Pat was a beautiful slender brunette, the love of Zimmerman's life. He met her while he was struggling to build his career and soon found himself spending hours in conversation with her. With only the intention of an afternoon hike on his mind (or at least that was his story), he took her to walk on Georgia's Stone Mountain. Zimmerman and his friends loved to hike up Stone Mountain and they avoided the luxury of the tram like the plague. Invoking some primitive machismo, they'd revel in the exertion. Rupert immediately bought tram tickets for himself and Pat. They would ride up and walk down, Rupert treasured Pat's company but struggled with the idea of marriage. Still, she was deliciously cute in her pink shorts outfit. They enjoyed a picnic on the rocky top of the mountain and began their descent.

Walking down the mountain they were caught in a sudden thunderstorm. Drenched to the skin, they were laughing and embracing one another. "I want you to be my wife!" Zimmerman proclaimed. Pat responded: "I want you to be my husband!" She thought for a moment... "Does this mean we're engaged?"

Indeed it did. The ring and formalities would follow, but Zimmerman would, after the incident on the bridge years later, say that an unseen hand gave him his bride and later met him on his own bridge that night. Indeed, Zimmerman had joyfully married Pat, but had drifted into the ways of his old boss... immersing himself in his work as his ventures struggled and failed. By the time he'd succeeded he had become a good but distant provider. Elizabeth was the child most like him and she filled an important void... as daughter and as his assistant. Pat seemed preoccupied for a while with those prophets of doom who write novels about the world blowing up and sell a lot of books. She wanted to prepare for apocalypse, Zimmerman wanted to build a better world.
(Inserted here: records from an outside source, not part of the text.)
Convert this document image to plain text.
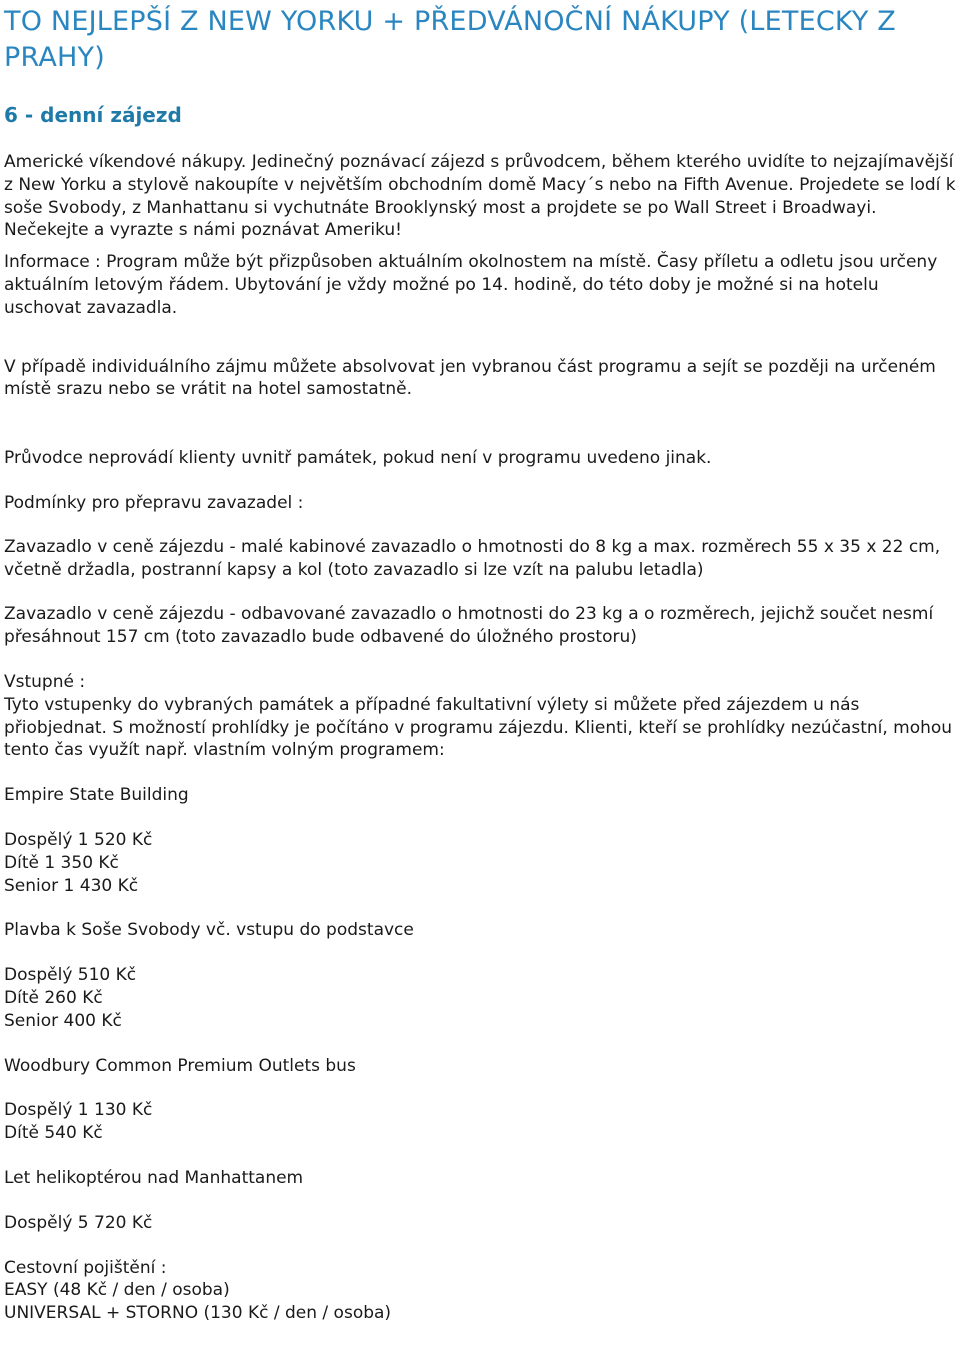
TO NEJLEPŠÍ Z NEW YORKU + PŘEDVÁNOČNÍ NÁKUPY (LETECKY Z PRAHY)
6 - denní zájezd

Americké víkendové nákupy. Jedinečný poznávací zájezd s průvodcem, během kterého uvidíte to nejzajímavější z New Yorku a stylově nakoupíte v největším obchodním domě Macy´s nebo na Fifth Avenue. Projedete se lodí k soše Svobody, z Manhattanu si vychutnáte Brooklynský most a projdete se po Wall Street i Broadwayi. Nečekejte a vyrazte s námi poznávat Ameriku!

Informace : Program může být přizpůsoben aktuálním okolnostem na místě. Časy příletu a odletu jsou určeny aktuálním letovým řádem. Ubytování je vždy možné po 14. hodině, do této doby je možné si na hotelu uschovat zavazadla.

V případě individuálního zájmu můžete absolvovat jen vybranou část programu a sejít se později na určeném místě srazu nebo se vrátit na hotel samostatně.

Průvodce neprovádí klienty uvnitř památek, pokud není v programu uvedeno jinak.

Podmínky pro přepravu zavazadel :

Zavazadlo v ceně zájezdu - malé kabinové zavazadlo o hmotnosti do 8 kg a max. rozměrech 55 x 35 x 22 cm, včetně držadla, postranní kapsy a kol (toto zavazadlo si lze vzít na palubu letadla)

Zavazadlo v ceně zájezdu - odbavované zavazadlo o hmotnosti do 23 kg a o rozměrech, jejichž součet nesmí přesáhnout 157 cm (toto zavazadlo bude odbavené do úložného prostoru)

Vstupné :
Tyto vstupenky do vybraných památek a případné fakultativní výlety si můžete před zájezdem u nás přiobjednat. S možností prohlídky je počítáno v programu zájezdu. Klienti, kteří se prohlídky nezúčastní, mohou tento čas využít např. vlastním volným programem:
Empire State Building
Dospělý 1 520 Kč
Dítě 1 350 Kč
Senior 1 430 Kč
Plavba k Soše Svobody vč. vstupu do podstavce
Dospělý 510 Kč
Dítě 260 Kč
Senior 400 Kč
Woodbury Common Premium Outlets bus
Dospělý 1 130 Kč
Dítě 540 Kč
Let helikoptérou nad Manhattanem
Dospělý 5 720 Kč
Cestovní pojištění :
EASY (48 Kč / den / osoba)
UNIVERSAL + STORNO (130 Kč / den / osoba)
Rupert and Pat both loved young people. They reveled in the love Elizabeth, their youngest daughter, had for Martin. Zimmerman refused to give up hope for them to live in a bright beautiful world like he'd grown up in. He often remembered how towards the end of the Nineteenth Century someone had suggested that the patent office be closed, saying: "Everything that is going to be invented has already been invented." Zimmerman laughed at the idea that that was ever seriously considered. Indeed invention seemed to have withered in the Twentieth Century as government investment propped up a succession of poorly designed prototypes of "green" technology. In the small nation of Israel, however, Zimmerman would find incredible innovation. He invested in the development of artificial sight technology being developed there to aid the blind and made a small fortune.